DearPeggy.com


Extramarital Affairs and the Media
by Peggy Vaughan

Back in 1980, James and I were the first couple to appear on television (on "Donahue") discussing their personal experience in dealing with extramarital affairs and staying together as a couple. At the time, I was proud of the show and of what I think we accomplished by appearing on the program. Over the years I've appeared on many other television shows; but I now say "no thank you" to most invitations because I'm terribly concerned about the direction they have taken, convinced that most of them are doing far more harm than good.

Almost everything about that 1980 show was different from today's shows—which have become an embarrassment at best and dangerous at worst. In 1980 we were the ONLY guests on Donahue, just the two of us for the entire hour. Today, panels are loaded with as many bodies as the stage will hold. In 1980 there was no "expert" on the show to give instant advice about our situation. Fortunately, we were "experts" ourselves in that we were discussing our personal experience as a way of providing information, understanding and perspective about the whole issue of affairs.

Today I still hear from shows, usually looking for "guests" (people who will get up there and spill their guts for the voyeuristic viewing of the public). The shows know that I have personal knowledge of hundreds of people who have dealt with the crisis of an extramarital affair, so they want me to help them reach these people. But due to my concern about their thoughtless, irresponsible way of "using" people, I simply tell shows that I don't "pimp" for them. Actually, I've never been comfortable with the idea of soliciting guests for shows, even when they were more reasonably presented, because I couldn't predict the potential impact of this kind of public scrutiny.

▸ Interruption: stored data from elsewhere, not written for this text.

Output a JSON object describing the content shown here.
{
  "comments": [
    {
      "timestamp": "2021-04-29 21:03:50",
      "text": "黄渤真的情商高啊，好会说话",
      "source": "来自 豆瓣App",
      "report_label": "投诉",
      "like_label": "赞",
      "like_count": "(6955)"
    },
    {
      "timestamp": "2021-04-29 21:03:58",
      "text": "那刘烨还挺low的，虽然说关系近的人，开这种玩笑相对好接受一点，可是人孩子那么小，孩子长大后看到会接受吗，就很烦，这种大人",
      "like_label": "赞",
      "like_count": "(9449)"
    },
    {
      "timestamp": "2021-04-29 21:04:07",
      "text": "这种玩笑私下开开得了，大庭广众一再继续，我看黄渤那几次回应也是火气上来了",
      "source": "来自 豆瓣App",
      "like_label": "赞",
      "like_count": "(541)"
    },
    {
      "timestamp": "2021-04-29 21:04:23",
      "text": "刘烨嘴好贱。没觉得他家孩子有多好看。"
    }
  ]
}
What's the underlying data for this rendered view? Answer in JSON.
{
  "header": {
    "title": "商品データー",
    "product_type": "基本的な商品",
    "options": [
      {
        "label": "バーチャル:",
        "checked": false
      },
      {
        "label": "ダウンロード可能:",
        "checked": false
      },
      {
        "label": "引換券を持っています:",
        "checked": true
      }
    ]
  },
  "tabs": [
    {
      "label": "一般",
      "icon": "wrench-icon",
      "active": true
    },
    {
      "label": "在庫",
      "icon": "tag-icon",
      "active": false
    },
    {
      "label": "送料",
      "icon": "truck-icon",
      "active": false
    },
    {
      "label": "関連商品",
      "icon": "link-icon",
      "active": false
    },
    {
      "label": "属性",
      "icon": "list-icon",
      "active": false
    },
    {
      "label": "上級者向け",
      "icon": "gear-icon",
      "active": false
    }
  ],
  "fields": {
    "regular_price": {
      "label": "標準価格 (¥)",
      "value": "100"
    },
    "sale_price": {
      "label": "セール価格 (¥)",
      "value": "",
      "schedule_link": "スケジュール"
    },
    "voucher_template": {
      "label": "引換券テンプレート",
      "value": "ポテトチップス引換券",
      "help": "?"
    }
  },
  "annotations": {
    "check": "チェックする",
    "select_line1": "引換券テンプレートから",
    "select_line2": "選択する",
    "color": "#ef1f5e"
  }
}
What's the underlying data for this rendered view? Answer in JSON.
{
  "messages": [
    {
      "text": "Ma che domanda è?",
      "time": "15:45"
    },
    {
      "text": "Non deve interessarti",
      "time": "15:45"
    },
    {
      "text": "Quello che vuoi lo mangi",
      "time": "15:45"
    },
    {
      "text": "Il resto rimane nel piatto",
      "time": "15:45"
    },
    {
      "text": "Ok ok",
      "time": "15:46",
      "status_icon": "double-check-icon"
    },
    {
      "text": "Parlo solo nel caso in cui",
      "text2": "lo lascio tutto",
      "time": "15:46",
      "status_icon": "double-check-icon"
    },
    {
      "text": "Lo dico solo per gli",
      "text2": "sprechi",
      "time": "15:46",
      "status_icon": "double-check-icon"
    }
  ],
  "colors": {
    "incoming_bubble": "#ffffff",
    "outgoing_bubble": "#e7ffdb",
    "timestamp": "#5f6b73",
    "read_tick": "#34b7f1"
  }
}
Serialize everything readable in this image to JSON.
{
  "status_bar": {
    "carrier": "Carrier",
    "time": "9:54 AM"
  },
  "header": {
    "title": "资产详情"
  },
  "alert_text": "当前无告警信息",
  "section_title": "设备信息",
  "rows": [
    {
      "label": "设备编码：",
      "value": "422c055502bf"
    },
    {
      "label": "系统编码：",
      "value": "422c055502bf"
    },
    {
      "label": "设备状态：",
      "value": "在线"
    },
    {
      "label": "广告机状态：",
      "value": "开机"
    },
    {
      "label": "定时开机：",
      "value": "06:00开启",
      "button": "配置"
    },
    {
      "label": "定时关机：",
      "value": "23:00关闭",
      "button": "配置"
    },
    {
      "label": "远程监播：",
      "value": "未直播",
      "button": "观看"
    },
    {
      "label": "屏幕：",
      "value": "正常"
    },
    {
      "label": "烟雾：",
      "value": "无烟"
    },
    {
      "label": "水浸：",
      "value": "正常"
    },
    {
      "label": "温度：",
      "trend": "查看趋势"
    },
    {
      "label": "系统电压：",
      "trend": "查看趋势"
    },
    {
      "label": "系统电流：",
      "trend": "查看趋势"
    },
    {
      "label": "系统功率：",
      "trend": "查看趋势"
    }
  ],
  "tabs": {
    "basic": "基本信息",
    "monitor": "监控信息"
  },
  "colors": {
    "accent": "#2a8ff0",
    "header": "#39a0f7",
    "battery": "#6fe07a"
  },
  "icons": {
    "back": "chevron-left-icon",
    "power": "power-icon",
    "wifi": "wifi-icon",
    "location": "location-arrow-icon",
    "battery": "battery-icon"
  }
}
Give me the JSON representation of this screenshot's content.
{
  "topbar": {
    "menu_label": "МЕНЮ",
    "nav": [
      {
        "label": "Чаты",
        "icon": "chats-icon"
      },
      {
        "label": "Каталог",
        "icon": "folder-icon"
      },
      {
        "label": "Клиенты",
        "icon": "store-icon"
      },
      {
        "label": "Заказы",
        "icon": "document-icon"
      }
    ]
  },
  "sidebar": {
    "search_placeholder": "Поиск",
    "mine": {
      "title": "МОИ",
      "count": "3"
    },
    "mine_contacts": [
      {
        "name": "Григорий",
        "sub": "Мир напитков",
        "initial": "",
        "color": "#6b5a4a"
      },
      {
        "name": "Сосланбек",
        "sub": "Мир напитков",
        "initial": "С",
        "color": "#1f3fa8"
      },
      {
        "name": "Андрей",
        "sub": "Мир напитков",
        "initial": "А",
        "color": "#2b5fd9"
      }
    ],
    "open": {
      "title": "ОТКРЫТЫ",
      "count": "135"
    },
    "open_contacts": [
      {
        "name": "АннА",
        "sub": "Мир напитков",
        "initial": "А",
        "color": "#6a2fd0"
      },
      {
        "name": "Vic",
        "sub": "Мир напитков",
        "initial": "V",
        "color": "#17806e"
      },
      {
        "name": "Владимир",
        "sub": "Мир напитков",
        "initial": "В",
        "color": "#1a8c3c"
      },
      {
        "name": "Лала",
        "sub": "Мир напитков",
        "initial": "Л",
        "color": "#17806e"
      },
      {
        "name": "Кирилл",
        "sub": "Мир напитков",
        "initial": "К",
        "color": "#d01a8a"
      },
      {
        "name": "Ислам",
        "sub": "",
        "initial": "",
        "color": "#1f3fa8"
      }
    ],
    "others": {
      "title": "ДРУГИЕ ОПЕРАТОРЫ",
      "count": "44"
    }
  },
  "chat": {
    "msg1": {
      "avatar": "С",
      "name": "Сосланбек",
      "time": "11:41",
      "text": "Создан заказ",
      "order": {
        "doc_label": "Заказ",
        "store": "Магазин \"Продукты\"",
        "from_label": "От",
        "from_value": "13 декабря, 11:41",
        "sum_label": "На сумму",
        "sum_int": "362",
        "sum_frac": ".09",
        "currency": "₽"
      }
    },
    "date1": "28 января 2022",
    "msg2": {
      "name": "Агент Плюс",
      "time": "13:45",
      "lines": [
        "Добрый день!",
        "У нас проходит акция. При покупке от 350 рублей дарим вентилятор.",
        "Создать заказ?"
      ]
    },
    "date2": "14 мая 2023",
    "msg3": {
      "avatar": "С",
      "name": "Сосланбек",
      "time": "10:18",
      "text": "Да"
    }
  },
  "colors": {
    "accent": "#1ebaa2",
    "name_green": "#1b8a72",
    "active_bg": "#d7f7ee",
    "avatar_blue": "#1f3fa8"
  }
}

While I chose to "go public" with my own story, I don't advocate that kind of public exposure, primarily because I've experienced first-hand the critical, judgmental comments people may make. Nevertheless, I'm a strong believer in more open discussion of this topic so that people can gain better understanding of all the complex factors involved instead of seeing it ONLY as a sign of personal failure. I think it's important for people who are dealing with the knowledge of an affair to be able to discuss it with the relevant people in their lives. When an affair is seen as "too awful to talk about," it's likely to be seen as "too awful to get over"—and the pain can continue for a lifetime.

In the final analysis, the media have contributed to both the best and the worst aspects of the issue of affairs. They have promoted the idea of talking more openly about affairs—but they have done it in an irresponsible way. It's my hope that we can continue to deal more openly with the issue of affairs while protecting and respecting the feelings of those who struggle personally with this issue.